Marie Francis saw the big CBC Bloodmobile in front of the US Bank and decided to give her vote. “I hadn’t donated in a long time, and I thought, ’It’s good to go!’” she said.

“My oldest son plays for Troy, so we’re here to support!” said Alena Weaver, with her nine and seven year old sons Reis and Graysen alongside her donor bed.

Tom Klosterman from Sidney cast his vote for Troy with his milestone 100th lifetime donation. “I didn’t think I was going to make it this year because I missed the last blood drive in Piqua,” said Tom. “This gets me back in rotation.”

Tom credited an exercise routine that keeps him healthy for donating and the inspiration of fellow donors at French Oil in Piqua. “People at work, lots of people that have given hundreds of times,” said Tom.

Troy Rep. Steve Huffman, Tom Kosterman

Tom got special congratulations to Miami County Representative Steve Huffman, who was at his home in Tipp City and stopped by the US Bank blood drive.  Rep. Huffman is an emergency room physician and lifelong blood donor who sponsored House Bill 252 to designate January “Ohio Blood Donor Awareness Month.”  It became law in February and will be celebrated for the first time in January 2019.

“There’s a natural rivalry between the two towns and the high schools that are so close,” said Rep. Huffman. “It’s good to see them come together for such a great common cause, and see them fighting for the need for blood. There’s no barrier between people who will give or need blood in Miami County.”

That’s a message deep in the heart of first-time donor Heather Wolford from Troy.

“I was born in Troy, graduated from Troy High School and still live in Troy,” said Heather.  “I donated because my daughter Adalynn is a cancer survivor. She’s six now. She was diagnosed with neuroblastoma at two years old. She had a tumor growing on her spine.”
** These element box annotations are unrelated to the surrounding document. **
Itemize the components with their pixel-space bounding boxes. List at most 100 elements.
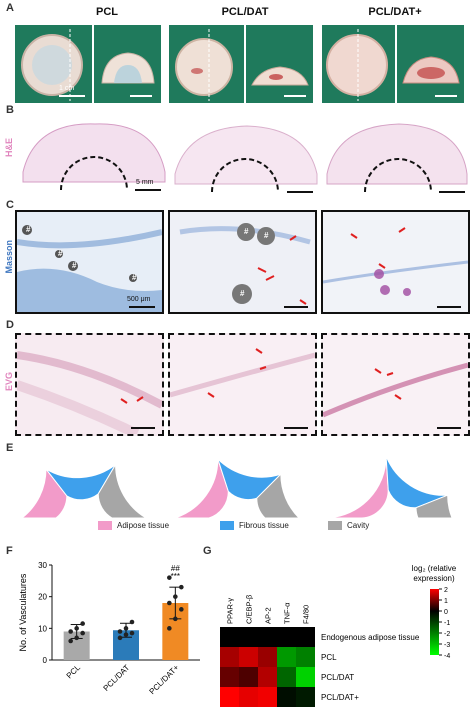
data-point	[117, 635, 123, 641]
evg-tissue-image	[170, 348, 315, 398]
panel-label-d: D	[6, 319, 14, 331]
scaffold-top-image	[175, 29, 233, 101]
heatmap-col-label: AP-2	[264, 607, 273, 624]
panel-label-b: B	[6, 104, 14, 116]
data-point	[129, 630, 135, 636]
heatmap-row-label: PCL	[321, 653, 337, 662]
scale-label-5mm: 5 mm	[136, 179, 154, 186]
photo-pcl-dat-gross	[169, 25, 244, 103]
legend-label-fibrous: Fibrous tissue	[239, 521, 289, 530]
scale-bar	[437, 306, 461, 308]
data-point	[173, 616, 178, 622]
heatmap-cell	[258, 627, 277, 647]
y-tick-label: 10	[38, 624, 47, 633]
evg-image-pcl	[15, 333, 164, 436]
data-point	[167, 626, 172, 631]
x-tick-label: PCL	[65, 663, 83, 681]
legend-label-adipose: Adipose tissue	[117, 521, 170, 530]
panel-label-c: C	[6, 199, 14, 211]
y-tick-label: 0	[43, 656, 48, 665]
scaffold-top-image	[326, 29, 388, 101]
heatmap-cell	[277, 627, 296, 647]
photo-pcl-dat-plus-section	[397, 25, 464, 103]
scale-bar	[59, 95, 85, 97]
data-point	[68, 629, 73, 634]
row-label-masson: Masson	[4, 240, 14, 274]
heatmap-cell	[296, 647, 315, 667]
y-tick-label: 20	[38, 593, 47, 602]
colorbar-tick-label: 2	[444, 587, 448, 594]
panel-label-e: E	[6, 442, 14, 454]
heatmap-cell	[296, 667, 315, 687]
hash-mark: #	[58, 249, 63, 258]
scale-label-1cm: 1 cm	[59, 85, 75, 92]
panel-label-a: A	[6, 2, 14, 14]
colorbar-tick-label: 1	[444, 598, 448, 605]
hash-mark: #	[72, 261, 77, 270]
evg-image-pcl-dat-plus	[321, 333, 470, 436]
gene-expression-heatmap: Endogenous adipose tissue PCL PCL/DAT PCL/D…	[220, 564, 457, 707]
legend-swatch-cavity	[328, 521, 342, 530]
vasculature-bar-chart: 0 10 20 30 No. of Vasculatures PCL PCL/DAT PCL/…	[18, 561, 200, 696]
heatmap-row-label: PCL/DAT+	[321, 693, 359, 702]
y-axis-label: No. of Vasculatures	[18, 573, 28, 651]
evg-tissue-image	[17, 351, 162, 434]
photo-pcl-section	[94, 25, 161, 103]
data-point	[117, 629, 123, 634]
heatmap-cell	[220, 627, 239, 647]
colorbar	[430, 589, 439, 655]
heatmap-cell	[296, 627, 315, 647]
evg-tissue-image	[323, 362, 468, 418]
scale-bar	[284, 427, 308, 429]
row-label-evg: EVG	[4, 372, 14, 392]
scale-label-500um: 500 μm	[127, 296, 151, 303]
heatmap-row-label: Endogenous adipose tissue	[321, 633, 420, 642]
heatmap-cell	[258, 687, 277, 707]
ring-slice-cavity	[97, 462, 148, 519]
data-point	[167, 575, 172, 580]
colorbar-tick-label: -4	[444, 653, 450, 660]
data-point	[179, 584, 184, 590]
data-point	[123, 626, 129, 631]
heatmap-cell	[220, 667, 239, 687]
masson-image-pcl: # # # # 500 μm	[15, 210, 164, 314]
heatmap-cell	[296, 687, 315, 707]
scale-bar	[284, 306, 308, 308]
heatmap-cell	[239, 667, 258, 687]
hash-mark: #	[26, 225, 31, 234]
legend-swatch-adipose	[98, 521, 112, 530]
heatmap-col-label: PPAR-γ	[226, 598, 235, 624]
scale-bar	[435, 95, 457, 97]
y-tick-label: 30	[38, 561, 47, 570]
semicircle-ring-charts	[20, 455, 453, 519]
legend-label-cavity: Cavity	[347, 521, 370, 530]
masson-tissue-image	[323, 227, 468, 296]
group-title-pcl: PCL	[96, 6, 118, 18]
photo-pcl-gross: 1 cm	[15, 25, 92, 103]
data-point	[68, 638, 73, 644]
colorbar-label: expression)	[413, 574, 455, 583]
heatmap-cell	[239, 687, 258, 707]
panel-label-f: F	[6, 545, 13, 557]
photo-pcl-dat-section	[246, 25, 313, 103]
data-point	[74, 626, 79, 631]
significance-mark: ##	[171, 564, 180, 573]
data-point	[123, 632, 129, 637]
heatmap-cell	[277, 687, 296, 707]
colorbar-tick-label: 0	[444, 609, 448, 616]
he-section-pcl-dat-plus	[326, 123, 468, 193]
data-point	[167, 600, 172, 606]
heatmap-row-label: PCL/DAT	[321, 673, 354, 682]
significance-mark: ***	[171, 572, 180, 581]
heatmap-cell	[220, 687, 239, 707]
legend-swatch-fibrous	[220, 521, 234, 530]
data-point	[173, 594, 178, 599]
x-tick-label: PCL/DAT	[102, 663, 132, 693]
group-title-pcl-dat-plus: PCL/DAT+	[368, 6, 422, 18]
panel-label-g: G	[203, 545, 212, 557]
heatmap-cell	[239, 647, 258, 667]
hash-mark: #	[240, 289, 245, 298]
hash-mark: #	[132, 273, 137, 282]
he-section-pcl-dat	[174, 125, 318, 193]
scale-bar	[131, 427, 155, 429]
Heather recalled that Adalynn received multiple blood product transfusions, including eight plasma transfusions during her treatment.

“She’s cancer free now. She’s in kindergarten and thriving!” said Heather.  “Every year since she was diagnosed I tried to donate. This is my first successful year giving blood!”

Adalynn, though only six, has her own inspiration.  “She wants to be a doctor, an oncologist,” said Heather.  “She has a good heart.”